Mindfulness – a religious practice, a discovery in neuroscience or an urban legend?

“Mindfulness isn’t difficult. What’s difficult is to remember to be mindful.” (John Teasdale)

2015-03-02 09.08.04

Mindfulness is a hot topic. You can read about it in many places, from popular blogs to the most rigorous scientific journals. All this information seems to lead to a lot of confusion about what it really is, how to approach it and whom is it useful for after all.


I have just read an excellent article on this subject in Psychology Today by the well known neuroscience expert David Rock, author of the book Your Brain at Work. I would like to share his article with you and encourage you to read it, because it offers the most clear and straight forward explanation of mindfulness I have come across so far.

According to David Rock, practicing Mindfulness is beneficial to us all, regardless of what we do, where we live or how much power we hold. The same is true for practicing Mindfulness, you don’t need an expensive corporate training or a yoga retreat to learn about this technique. In fact, he says, we actually do it without learning or practicing every now-and-then, when we instinctively open up our senses and focus on experiencing the immediate sensations of a certain moment, instead of thinking about tasks, processes and what to cook for dinner. Think about the moment you stop to smell a beautiful flower, you are likely to even close your eyes so not even your vision distracts from the wonderful sensation of the moment – experiencing the fragrance with every nerve in your body!

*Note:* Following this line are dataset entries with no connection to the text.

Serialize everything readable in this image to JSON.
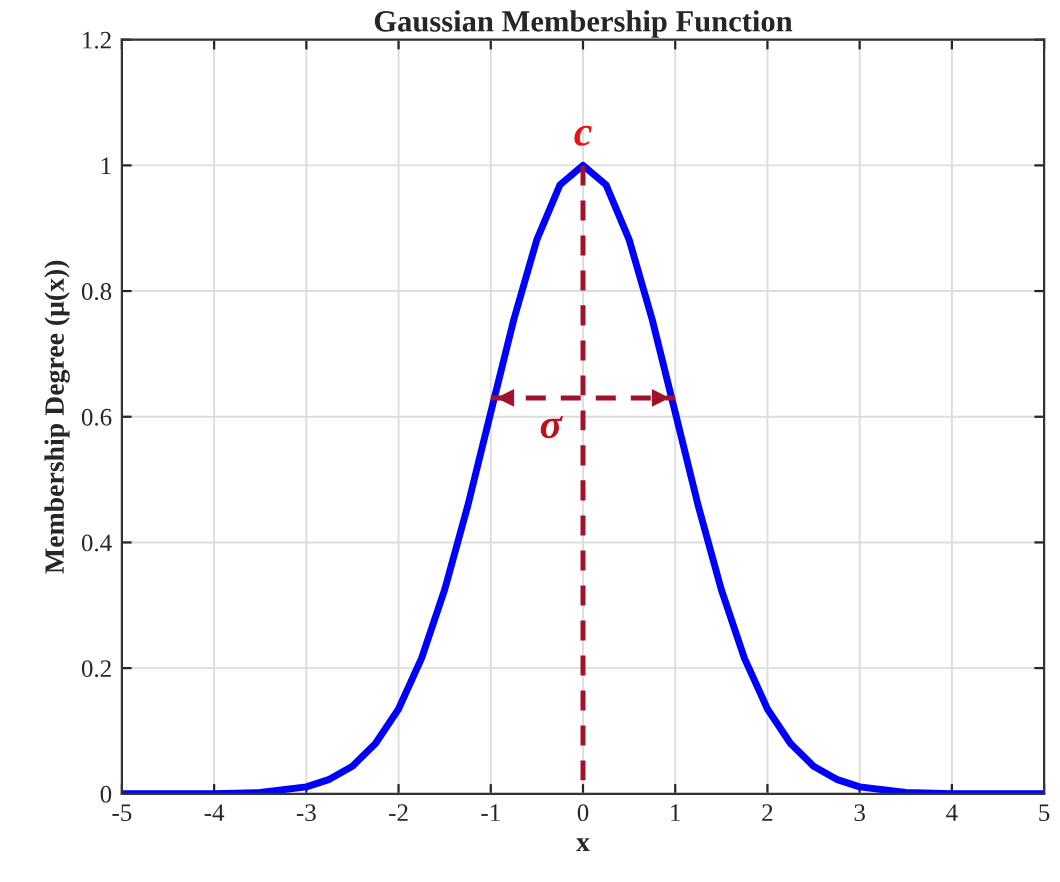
{
  "chart_data": {
    "type": "line",
    "title": "Gaussian Membership Function",
    "xlabel": "x",
    "ylabel": "Membership Degree (μ(x))",
    "series": [
      {
        "x": [
          -5,
          -4.5,
          -4,
          -3.5,
          -3,
          -2.75,
          -2.5,
          -2.25,
          -2,
          -1.75,
          -1.5,
          -1.25,
          -1,
          -0.75,
          -0.5,
          -0.25,
          0,
          0.25,
          0.5,
          0.75,
          1,
          1.25,
          1.5,
          1.75,
          2,
          2.25,
          2.5,
          2.75,
          3,
          3.5,
          4,
          4.5,
          5
        ],
        "values": [
          0,
          0,
          0,
          0.002,
          0.011,
          0.023,
          0.044,
          0.08,
          0.135,
          0.216,
          0.325,
          0.458,
          0.607,
          0.755,
          0.882,
          0.969,
          1,
          0.969,
          0.882,
          0.755,
          0.607,
          0.458,
          0.325,
          0.216,
          0.135,
          0.08,
          0.044,
          0.023,
          0.011,
          0.002,
          0,
          0,
          0
        ],
        "color": "#0000ff",
        "line_style": "solid"
      },
      {
        "x": [
          0,
          0
        ],
        "values": [
          1,
          0
        ],
        "color": "#a0142b",
        "line_style": "dashed"
      },
      {
        "x": [
          -1,
          1
        ],
        "values": [
          0.63,
          0.63
        ],
        "color": "#a0142b",
        "line_style": "dashed"
      }
    ],
    "annotations": [
      {
        "text": "c",
        "x": 0,
        "y": 1
      },
      {
        "text": "σ",
        "x": -0.35,
        "y": 0.63
      }
    ],
    "xlim": [
      -5,
      5
    ],
    "ylim": [
      0,
      1.2
    ],
    "xticks": [
      -5,
      -4,
      -3,
      -2,
      -1,
      0,
      1,
      2,
      3,
      4,
      5
    ],
    "yticks": [
      0,
      0.2,
      0.4,
      0.6,
      0.8,
      1,
      1.2
    ],
    "grid": true,
    "legend": false
  }
}
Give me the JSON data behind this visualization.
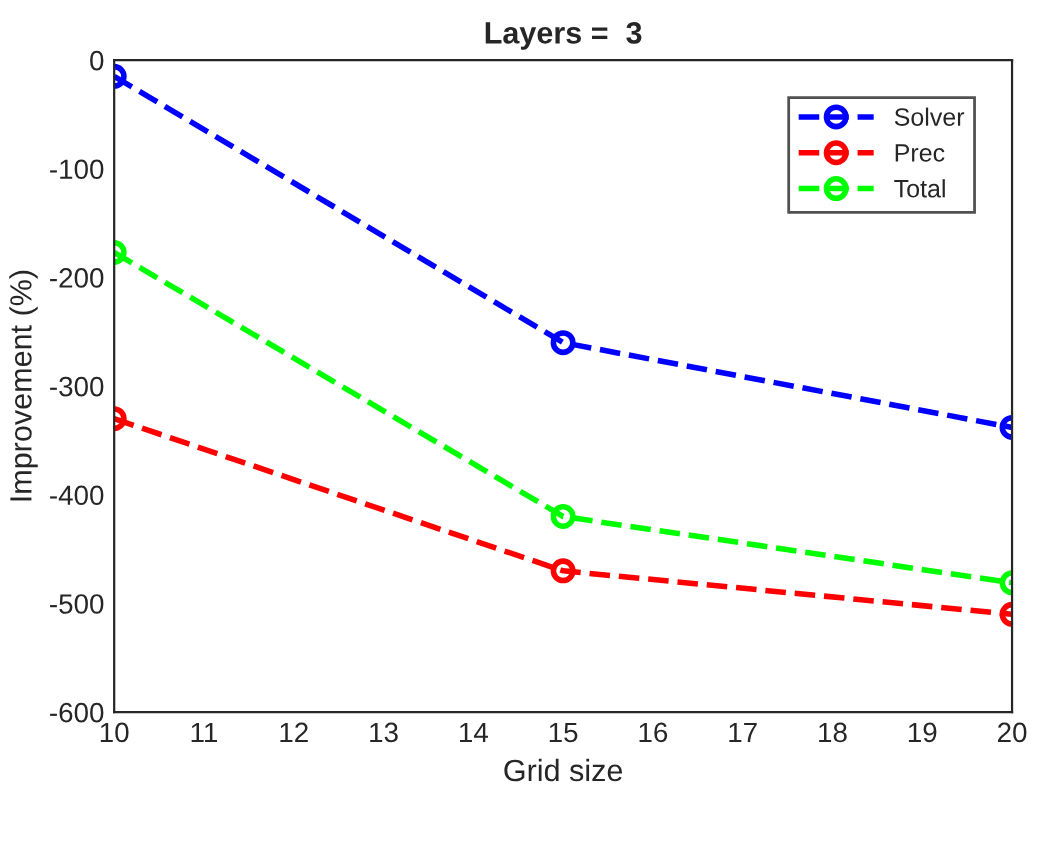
{
  "chart_data": {
    "type": "line",
    "title": "Layers =  3",
    "xlabel": "Grid size",
    "ylabel": "Improvement (%)",
    "x": [
      10,
      15,
      20
    ],
    "series": [
      {
        "name": "Solver",
        "color": "#0000ff",
        "values": [
          -15,
          -260,
          -338
        ]
      },
      {
        "name": "Prec",
        "color": "#ff0000",
        "values": [
          -330,
          -470,
          -510
        ]
      },
      {
        "name": "Total",
        "color": "#00ff00",
        "values": [
          -177,
          -420,
          -481
        ]
      }
    ],
    "xlim": [
      10,
      20
    ],
    "xticks": [
      10,
      11,
      12,
      13,
      14,
      15,
      16,
      17,
      18,
      19,
      20
    ],
    "ylim": [
      -600,
      0
    ],
    "yticks": [
      -600,
      -500,
      -400,
      -300,
      -200,
      -100,
      0
    ],
    "grid": false,
    "legend": "top right",
    "marker": "circle",
    "line_style": "dashed"
  }
}
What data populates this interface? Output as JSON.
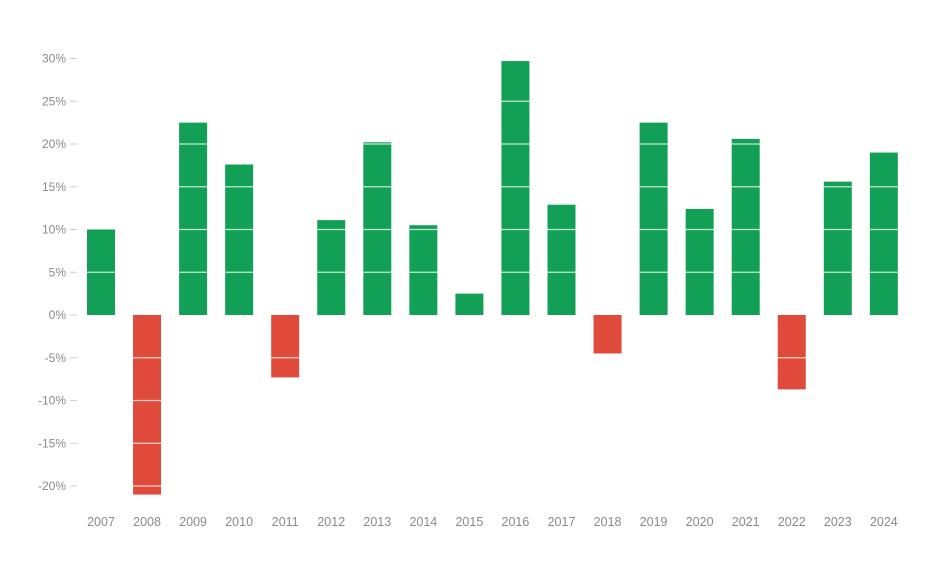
{
  "chart_data": {
    "type": "bar",
    "title": "",
    "xlabel": "",
    "ylabel": "",
    "categories": [
      "2007",
      "2008",
      "2009",
      "2010",
      "2011",
      "2012",
      "2013",
      "2014",
      "2015",
      "2016",
      "2017",
      "2018",
      "2019",
      "2020",
      "2021",
      "2022",
      "2023",
      "2024"
    ],
    "values": [
      10.0,
      -21.0,
      22.5,
      17.6,
      -7.3,
      11.1,
      20.2,
      10.5,
      2.5,
      29.7,
      12.9,
      -4.5,
      22.5,
      12.4,
      20.6,
      -8.7,
      15.6,
      19.0
    ],
    "ylim": [
      -20,
      30
    ],
    "yticks": [
      30,
      25,
      20,
      15,
      10,
      5,
      0,
      -5,
      -10,
      -15,
      -20
    ],
    "ytick_labels": [
      "30%",
      "25%",
      "20%",
      "15%",
      "10%",
      "5%",
      "0%",
      "-5%",
      "-10%",
      "-15%",
      "-20%"
    ],
    "grid": false,
    "colors": {
      "positive": "#12a057",
      "negative": "#e04a3a",
      "tick_text": "#8a8a8a",
      "axis": "#d0d0d0"
    }
  }
}
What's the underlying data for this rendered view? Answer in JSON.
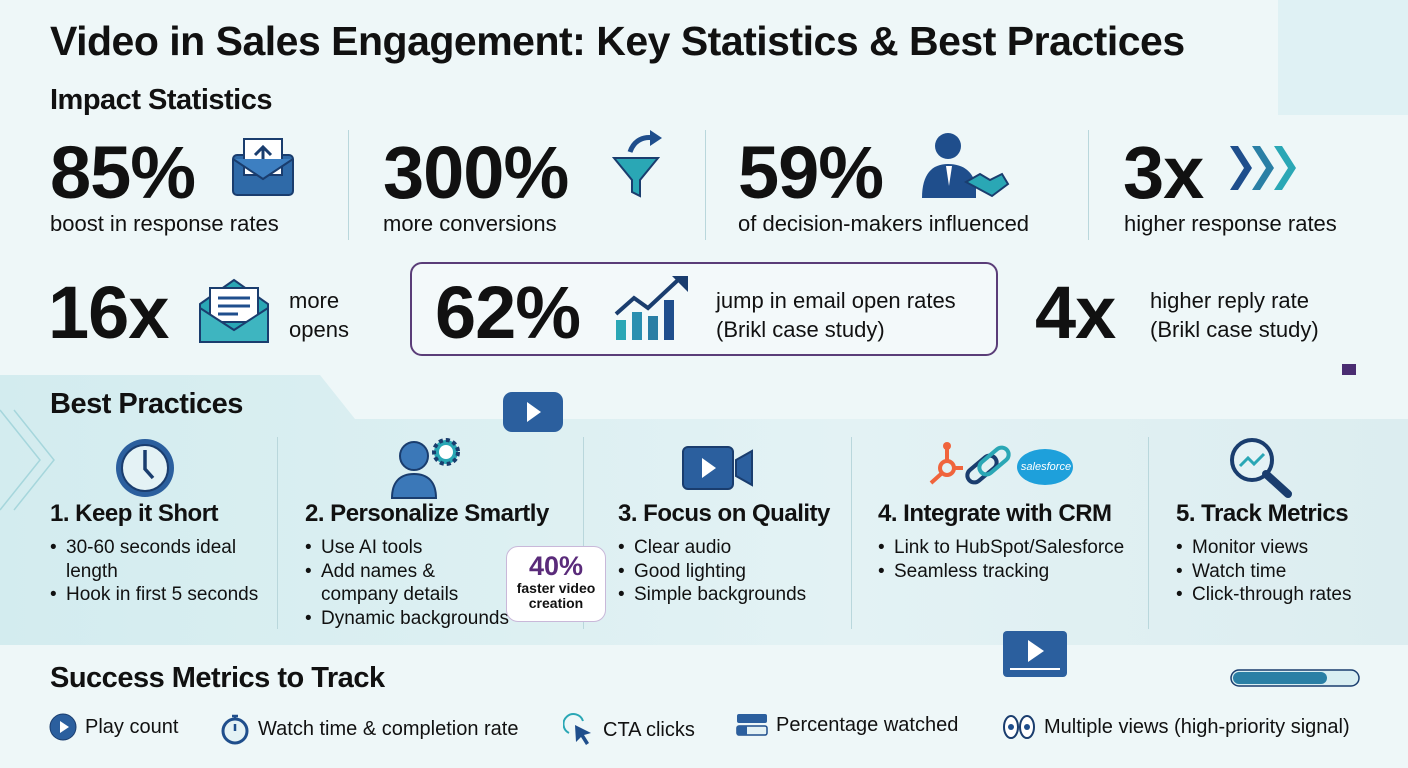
{
  "title": "Video in Sales Engagement: Key Statistics & Best Practices",
  "impact": {
    "heading": "Impact Statistics",
    "stats": [
      {
        "value": "85%",
        "label": "boost in response rates",
        "icon": "envelope-upload-icon"
      },
      {
        "value": "300%",
        "label": "more conversions",
        "icon": "funnel-icon"
      },
      {
        "value": "59%",
        "label": "of decision-makers influenced",
        "icon": "handshake-icon"
      },
      {
        "value": "3x",
        "label": "higher response rates",
        "icon": "chevrons-icon"
      },
      {
        "value": "16x",
        "label_line1": "more",
        "label_line2": "opens",
        "icon": "open-envelope-icon"
      },
      {
        "value": "62%",
        "label_line1": "jump in email open rates",
        "label_line2": "(Brikl case study)",
        "icon": "growth-chart-icon"
      },
      {
        "value": "4x",
        "label_line1": "higher reply rate",
        "label_line2": "(Brikl case study)"
      }
    ]
  },
  "best_practices": {
    "heading": "Best Practices",
    "items": [
      {
        "title": "1. Keep it Short",
        "icon": "clock-icon",
        "bullets": [
          "30-60 seconds ideal length",
          "Hook in first 5 seconds"
        ]
      },
      {
        "title": "2. Personalize Smartly",
        "icon": "person-ai-icon",
        "bullets": [
          "Use AI tools",
          "Add names & company details",
          "Dynamic backgrounds"
        ]
      },
      {
        "title": "3. Focus on Quality",
        "icon": "video-camera-icon",
        "bullets": [
          "Clear audio",
          "Good lighting",
          "Simple backgrounds"
        ]
      },
      {
        "title": "4. Integrate with CRM",
        "icon": "crm-link-icon",
        "bullets": [
          "Link to HubSpot/Salesforce",
          "Seamless tracking"
        ]
      },
      {
        "title": "5. Track Metrics",
        "icon": "analytics-magnifier-icon",
        "bullets": [
          "Monitor views",
          "Watch time",
          "Click-through rates"
        ]
      }
    ],
    "callout": {
      "value": "40%",
      "text": "faster video creation"
    },
    "crm_logo_text": "salesforce"
  },
  "success_metrics": {
    "heading": "Success Metrics to Track",
    "items": [
      {
        "label": "Play count",
        "icon": "play-icon"
      },
      {
        "label": "Watch time & completion rate",
        "icon": "stopwatch-icon"
      },
      {
        "label": "CTA clicks",
        "icon": "cursor-click-icon"
      },
      {
        "label": "Percentage watched",
        "icon": "progress-icon"
      },
      {
        "label": "Multiple views (high-priority signal)",
        "icon": "eyes-icon"
      }
    ]
  },
  "colors": {
    "navy": "#1f4e8c",
    "teal": "#2aa7b5",
    "purple": "#5a2b7a",
    "background": "#eef7f8"
  }
}
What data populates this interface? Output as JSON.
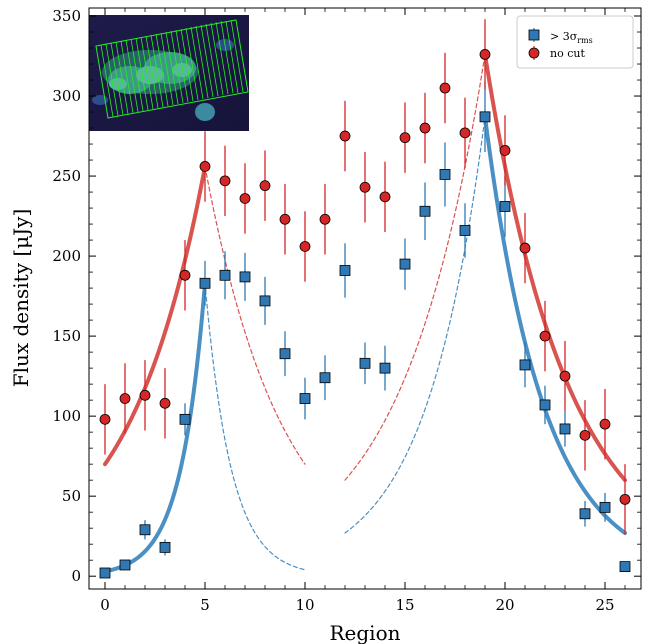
{
  "chart_data": {
    "type": "scatter",
    "xlabel": "Region",
    "ylabel": "Flux density [μJy]",
    "xlim": [
      -0.8,
      26.8
    ],
    "ylim": [
      -8,
      355
    ],
    "x_ticks": [
      0,
      5,
      10,
      15,
      20,
      25
    ],
    "y_ticks": [
      0,
      50,
      100,
      150,
      200,
      250,
      300,
      350
    ],
    "legend_position": "top-right",
    "grid": false,
    "series": [
      {
        "name": "> 3σrms",
        "label_main": "> 3σ",
        "label_sub": "rms",
        "marker": "square",
        "color": "#2f78b4",
        "x": [
          0,
          1,
          2,
          3,
          4,
          5,
          6,
          7,
          8,
          9,
          10,
          11,
          12,
          13,
          14,
          15,
          16,
          17,
          18,
          19,
          20,
          21,
          22,
          23,
          24,
          25,
          26
        ],
        "y": [
          2,
          7,
          29,
          18,
          98,
          183,
          188,
          187,
          172,
          139,
          111,
          124,
          191,
          133,
          130,
          195,
          228,
          251,
          216,
          287,
          231,
          132,
          107,
          92,
          39,
          43,
          6
        ],
        "err": [
          2,
          3,
          6,
          5,
          10,
          14,
          15,
          15,
          15,
          14,
          13,
          14,
          17,
          13,
          14,
          16,
          18,
          20,
          17,
          22,
          19,
          14,
          12,
          11,
          8,
          9,
          2
        ]
      },
      {
        "name": "no cut",
        "marker": "circle",
        "color": "#d62728",
        "x": [
          0,
          1,
          2,
          3,
          4,
          5,
          6,
          7,
          8,
          9,
          10,
          11,
          12,
          13,
          14,
          15,
          16,
          17,
          18,
          19,
          20,
          21,
          22,
          23,
          24,
          25,
          26
        ],
        "y": [
          98,
          111,
          113,
          108,
          188,
          256,
          247,
          236,
          244,
          223,
          206,
          223,
          275,
          243,
          237,
          274,
          280,
          305,
          277,
          326,
          266,
          205,
          150,
          125,
          88,
          95,
          48
        ],
        "err": [
          22,
          22,
          22,
          22,
          22,
          22,
          22,
          22,
          22,
          22,
          22,
          22,
          22,
          22,
          22,
          22,
          22,
          22,
          22,
          22,
          22,
          22,
          22,
          22,
          22,
          22,
          22
        ]
      }
    ],
    "model_curves": [
      {
        "color": "#4a90c4",
        "style": "solid",
        "peak_x": 5,
        "peak_y": 183,
        "x_range": [
          0,
          5
        ],
        "end_y": 3
      },
      {
        "color": "#4a90c4",
        "style": "dashed",
        "peak_x": 5,
        "peak_y": 183,
        "x_range": [
          5,
          10
        ],
        "end_y": 4
      },
      {
        "color": "#4a90c4",
        "style": "dashed",
        "peak_x": 19,
        "peak_y": 287,
        "x_range": [
          12,
          19
        ],
        "end_y": 27
      },
      {
        "color": "#4a90c4",
        "style": "solid",
        "peak_x": 19,
        "peak_y": 287,
        "x_range": [
          19,
          26
        ],
        "end_y": 27
      },
      {
        "color": "#d9534f",
        "style": "solid",
        "peak_x": 5,
        "peak_y": 256,
        "x_range": [
          0,
          5
        ],
        "end_y": 70
      },
      {
        "color": "#d9534f",
        "style": "dashed",
        "peak_x": 5,
        "peak_y": 256,
        "x_range": [
          5,
          10
        ],
        "end_y": 70
      },
      {
        "color": "#d9534f",
        "style": "dashed",
        "peak_x": 19,
        "peak_y": 326,
        "x_range": [
          12,
          19
        ],
        "end_y": 60
      },
      {
        "color": "#d9534f",
        "style": "solid",
        "peak_x": 19,
        "peak_y": 326,
        "x_range": [
          19,
          26
        ],
        "end_y": 60
      }
    ]
  }
}
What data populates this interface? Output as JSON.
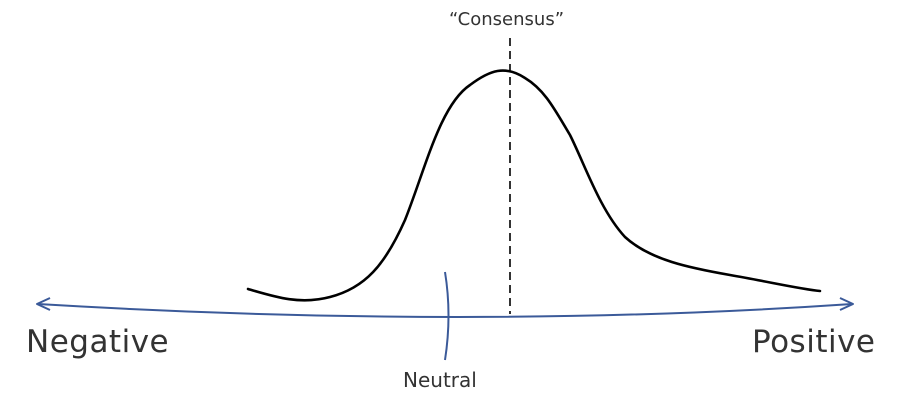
{
  "labels": {
    "consensus": "“Consensus”",
    "neutral": "Neutral",
    "negative": "Negative",
    "positive": "Positive"
  },
  "colors": {
    "axis": "#3b5a99",
    "curve": "#000000",
    "text": "#333333"
  }
}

In this fascinating article Mr Rock describes how “You can experience the world through your narrative circuitry, which will be useful for planning, goal setting, and strategizing. You can also experience the world more directly, which enables more sensory information to be perceived.” This latter kind of experience, more direct and sensory, is what we commonly refer to as Mindfulness. As you can see, each one of us can consciously switch from our narrative circuitry to our sensory experiences, no religious commitment or specific ideological background required.

So, I encourage you to read the article below and start consciously switching between circuits. The benefits?  – You get to experience the world in a more direct way through your senses, which allows you to respond more flexibly. However, if you haven’t been doing this beware: it takes time to train these neurological pathways, so be patient with yourself and start practicing.

Who knows? – You might discover, that a whole new, fascinating, sensuous and pleasantly peaceful world exists out there.